When an inbound connection is made, the connecting client can request to use STARTTLS for an encrypted session. When an outbound connection is made, the local machine may request to use STARTTLS for an encrypted session with the remote host. In either scenario, after agreement has been made to encrypt, the ${alg_bits}, ${cert_issuer}, ${cert_subject}, ${cert}, ${cipher_bits}, ${cipher}, ${cn_issuer}, ${cn_subject}, ${tls_version}, and ${verify} macros are given values that describe the nature of the connection.

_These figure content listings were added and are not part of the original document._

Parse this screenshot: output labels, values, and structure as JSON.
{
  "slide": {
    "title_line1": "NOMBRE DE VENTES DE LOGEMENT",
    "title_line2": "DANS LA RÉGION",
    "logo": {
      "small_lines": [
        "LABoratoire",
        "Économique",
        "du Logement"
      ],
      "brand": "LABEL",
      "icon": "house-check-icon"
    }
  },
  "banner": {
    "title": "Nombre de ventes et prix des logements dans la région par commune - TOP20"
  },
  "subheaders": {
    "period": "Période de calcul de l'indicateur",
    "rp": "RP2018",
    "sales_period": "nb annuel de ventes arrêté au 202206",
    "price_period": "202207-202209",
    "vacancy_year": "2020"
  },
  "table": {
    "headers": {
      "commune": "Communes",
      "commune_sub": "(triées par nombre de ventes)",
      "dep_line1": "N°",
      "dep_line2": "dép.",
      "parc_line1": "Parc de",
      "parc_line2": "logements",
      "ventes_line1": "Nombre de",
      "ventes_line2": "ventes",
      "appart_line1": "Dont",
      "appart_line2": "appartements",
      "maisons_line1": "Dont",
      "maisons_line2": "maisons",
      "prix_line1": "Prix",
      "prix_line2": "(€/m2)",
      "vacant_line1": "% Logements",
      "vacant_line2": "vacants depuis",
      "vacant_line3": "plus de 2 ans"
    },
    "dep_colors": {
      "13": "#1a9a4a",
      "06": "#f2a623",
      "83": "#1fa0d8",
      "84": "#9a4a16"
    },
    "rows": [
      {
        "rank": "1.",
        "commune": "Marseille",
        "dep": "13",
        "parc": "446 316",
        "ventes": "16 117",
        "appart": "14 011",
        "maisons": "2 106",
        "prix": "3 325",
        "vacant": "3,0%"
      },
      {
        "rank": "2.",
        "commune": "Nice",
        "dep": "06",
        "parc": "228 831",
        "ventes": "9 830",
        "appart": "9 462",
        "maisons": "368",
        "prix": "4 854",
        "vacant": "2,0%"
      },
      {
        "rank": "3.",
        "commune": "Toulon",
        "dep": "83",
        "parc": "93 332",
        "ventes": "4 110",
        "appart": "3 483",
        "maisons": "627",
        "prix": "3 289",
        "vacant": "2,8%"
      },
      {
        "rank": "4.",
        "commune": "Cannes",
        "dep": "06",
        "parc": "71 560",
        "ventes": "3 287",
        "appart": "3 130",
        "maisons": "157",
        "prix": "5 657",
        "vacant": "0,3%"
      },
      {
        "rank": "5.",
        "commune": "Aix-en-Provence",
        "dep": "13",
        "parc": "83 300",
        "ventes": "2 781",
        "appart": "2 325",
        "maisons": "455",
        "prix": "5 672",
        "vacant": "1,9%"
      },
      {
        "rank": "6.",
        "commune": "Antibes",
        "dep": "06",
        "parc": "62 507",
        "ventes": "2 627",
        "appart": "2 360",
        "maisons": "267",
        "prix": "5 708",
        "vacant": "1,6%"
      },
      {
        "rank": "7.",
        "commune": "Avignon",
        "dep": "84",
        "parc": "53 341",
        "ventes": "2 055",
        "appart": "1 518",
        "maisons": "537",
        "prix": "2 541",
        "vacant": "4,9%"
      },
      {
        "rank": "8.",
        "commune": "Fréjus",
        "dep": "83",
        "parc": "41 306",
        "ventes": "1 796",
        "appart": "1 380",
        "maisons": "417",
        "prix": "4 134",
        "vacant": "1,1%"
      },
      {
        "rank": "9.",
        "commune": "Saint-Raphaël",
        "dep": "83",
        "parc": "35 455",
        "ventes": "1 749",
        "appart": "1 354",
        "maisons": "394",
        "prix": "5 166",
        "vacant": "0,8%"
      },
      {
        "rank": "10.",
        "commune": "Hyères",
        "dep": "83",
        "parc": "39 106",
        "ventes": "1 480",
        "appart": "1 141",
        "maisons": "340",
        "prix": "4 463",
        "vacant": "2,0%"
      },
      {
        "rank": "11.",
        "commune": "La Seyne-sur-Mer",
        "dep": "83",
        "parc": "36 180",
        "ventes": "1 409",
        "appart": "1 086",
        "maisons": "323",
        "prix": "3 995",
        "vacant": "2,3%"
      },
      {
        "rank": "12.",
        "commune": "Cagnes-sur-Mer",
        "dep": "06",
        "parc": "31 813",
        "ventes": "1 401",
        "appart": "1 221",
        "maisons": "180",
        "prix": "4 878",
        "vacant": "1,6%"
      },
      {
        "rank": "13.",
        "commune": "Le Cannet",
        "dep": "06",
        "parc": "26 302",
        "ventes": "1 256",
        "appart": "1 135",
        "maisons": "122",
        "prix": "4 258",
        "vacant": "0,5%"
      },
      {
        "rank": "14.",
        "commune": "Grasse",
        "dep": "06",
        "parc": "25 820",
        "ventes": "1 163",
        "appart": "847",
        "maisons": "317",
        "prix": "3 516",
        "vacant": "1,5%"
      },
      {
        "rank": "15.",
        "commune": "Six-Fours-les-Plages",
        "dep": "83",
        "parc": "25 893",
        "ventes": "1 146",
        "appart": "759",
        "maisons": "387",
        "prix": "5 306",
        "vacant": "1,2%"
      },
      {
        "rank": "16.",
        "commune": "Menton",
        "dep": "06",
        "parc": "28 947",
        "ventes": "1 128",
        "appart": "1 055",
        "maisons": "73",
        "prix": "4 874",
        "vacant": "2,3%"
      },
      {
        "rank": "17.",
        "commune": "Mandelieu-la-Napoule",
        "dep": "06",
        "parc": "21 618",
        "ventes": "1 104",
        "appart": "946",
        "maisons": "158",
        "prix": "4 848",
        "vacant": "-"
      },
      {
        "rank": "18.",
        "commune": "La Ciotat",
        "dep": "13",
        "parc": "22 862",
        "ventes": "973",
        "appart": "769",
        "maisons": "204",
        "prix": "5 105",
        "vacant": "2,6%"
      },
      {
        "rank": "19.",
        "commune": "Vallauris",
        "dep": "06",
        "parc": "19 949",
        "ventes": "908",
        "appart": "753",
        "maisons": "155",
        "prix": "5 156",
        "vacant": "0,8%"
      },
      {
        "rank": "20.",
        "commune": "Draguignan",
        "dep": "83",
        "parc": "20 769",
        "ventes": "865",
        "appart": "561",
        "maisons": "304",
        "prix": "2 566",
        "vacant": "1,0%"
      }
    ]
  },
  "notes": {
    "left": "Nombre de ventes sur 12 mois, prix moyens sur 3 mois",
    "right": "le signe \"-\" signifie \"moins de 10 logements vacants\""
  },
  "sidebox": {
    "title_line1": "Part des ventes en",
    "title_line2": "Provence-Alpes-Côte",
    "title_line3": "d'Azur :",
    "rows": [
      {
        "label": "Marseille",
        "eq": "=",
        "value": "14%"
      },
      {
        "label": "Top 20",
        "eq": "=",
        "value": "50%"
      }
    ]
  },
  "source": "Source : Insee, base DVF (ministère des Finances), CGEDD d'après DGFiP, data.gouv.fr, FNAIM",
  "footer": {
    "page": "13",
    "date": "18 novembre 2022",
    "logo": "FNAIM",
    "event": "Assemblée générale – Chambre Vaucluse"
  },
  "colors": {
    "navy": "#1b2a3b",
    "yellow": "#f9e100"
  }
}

This ${cipher} macro contains as its value the cipher suite used for the connection. The possible suites are text values that include EDH-DSS-DES-CBC3-SHA, EDH-RSA-DES-CBC3-SHA, DES-CBC-MD5, and DES-CBC3-SHA, among others. If ${tls_version} has a value, the value in ${cipher} is included as part of the text in the Received: header:

(version=${tls_version} cipher=${cipher} bits=${cipher_bits} verify=${verify})

If ${tls_version} lacks a value, the preceding text is not included.

${cipher} is transient. If it is defined in the configuration file or in the command line, that definition is ignored by sendmail. Note that a $& prefix is necessary when you reference this macro in rules (that is, use $&{cipher}, not ${cipher}).